Around 11 p.m., Martinez and his teenage nephew were accosted by two black males at Germantown Avenue and Venango Street. Martinez was shot in the chest.
Philadelphia Police Capt. James Clark said, "As they were actually going through the pockets of the 16-year-old, the uncle got in between the robbers and tried to tell them to stop at which point they fired once striking him in the chest," reported NBC News.
According to a Philadelphia Police report, a passerby drove them to Temple University Hospital. Authorities responded to the emergency room, where Martinez was listed in critical condition. Martinez died the next day.
The incident was captured on surveillance video, but the footage was not clear. However, Matinez’s nephew reported both suspects laughing as they fled the scene and jumped into a dark-colored pickup truck. The alleged shooter was described as a black man, medium built, 5-feet-10-inches tall, between 19 and 22 years old, he was dressed in a hoodie and black jeans. Meanwhile, his accomplice was the same build, but 5-feet-5-inches, between 18 and 22 years old, with a light complexion and facial hair, he wore a dark hoodie and light blue jeans.
Over the years, Martinez’s sister, Rosalind Pichardo, grieved the loss of her brother, which led to the beginning of "Operation Save Our City". The non-profit organization is helping other families experiencing the pain of losing loved ones, especially through violence.
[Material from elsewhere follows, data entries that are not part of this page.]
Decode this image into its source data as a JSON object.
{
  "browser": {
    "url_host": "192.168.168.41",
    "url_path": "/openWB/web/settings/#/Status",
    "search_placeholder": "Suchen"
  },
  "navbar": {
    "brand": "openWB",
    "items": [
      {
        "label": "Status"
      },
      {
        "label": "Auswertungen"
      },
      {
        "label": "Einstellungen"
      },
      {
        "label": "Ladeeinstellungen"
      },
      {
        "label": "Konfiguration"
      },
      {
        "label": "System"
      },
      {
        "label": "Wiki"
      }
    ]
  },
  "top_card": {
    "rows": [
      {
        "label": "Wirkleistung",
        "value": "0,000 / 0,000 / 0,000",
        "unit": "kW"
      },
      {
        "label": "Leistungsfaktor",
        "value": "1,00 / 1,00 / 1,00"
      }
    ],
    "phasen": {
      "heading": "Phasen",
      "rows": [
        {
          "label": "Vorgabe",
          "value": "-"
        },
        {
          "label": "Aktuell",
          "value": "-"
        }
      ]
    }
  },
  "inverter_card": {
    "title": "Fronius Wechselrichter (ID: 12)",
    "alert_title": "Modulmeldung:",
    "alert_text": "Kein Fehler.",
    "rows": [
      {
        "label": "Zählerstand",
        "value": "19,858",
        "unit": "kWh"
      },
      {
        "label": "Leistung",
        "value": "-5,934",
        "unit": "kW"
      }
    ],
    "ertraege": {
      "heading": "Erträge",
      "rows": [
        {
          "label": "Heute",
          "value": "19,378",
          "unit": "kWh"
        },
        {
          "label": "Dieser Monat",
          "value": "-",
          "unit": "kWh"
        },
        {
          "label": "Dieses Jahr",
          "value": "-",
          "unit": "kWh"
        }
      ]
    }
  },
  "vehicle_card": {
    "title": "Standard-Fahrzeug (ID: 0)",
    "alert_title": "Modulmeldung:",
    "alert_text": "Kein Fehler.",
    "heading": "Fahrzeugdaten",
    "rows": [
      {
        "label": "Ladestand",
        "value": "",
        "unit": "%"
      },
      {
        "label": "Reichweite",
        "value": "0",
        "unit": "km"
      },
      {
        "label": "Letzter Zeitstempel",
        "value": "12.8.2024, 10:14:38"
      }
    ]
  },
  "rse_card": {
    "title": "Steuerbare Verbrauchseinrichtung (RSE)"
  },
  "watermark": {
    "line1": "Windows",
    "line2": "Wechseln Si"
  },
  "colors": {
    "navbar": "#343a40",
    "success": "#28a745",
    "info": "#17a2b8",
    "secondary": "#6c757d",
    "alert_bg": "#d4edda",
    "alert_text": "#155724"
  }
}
"Alex was very creative. He was fun to be with. He loved to do hair and makeup. He liked to travel to New York with his friends. And since the death of my brother, we were able to help over 300 families, hand out flyers, do vigils, have grief support, so we do different things,” Pichardo told various media outlets.
Pichardo further stated the incident had a ripple effect on their family. Though Martinez’s nephew survived the ordeal, he suffered from Post-Traumatic Stress Syndrome. A year after the shooting, Martinez’s dad, who kept saying he wished he would go to sleep and never wake up, died and got his wish.
The city of Philadelphia offered a $20,000 reward. If anyone has any information regarding this unsolved homicide, please contact the Philadelphia Homicide Unit at 215-686-3334/3335, dial (215) 686-TIPS or submit a tip online.
In addition, the Citizens Crime Commission had offered a $1,000 reward for information that leads to the arrest and conviction of the person responsible.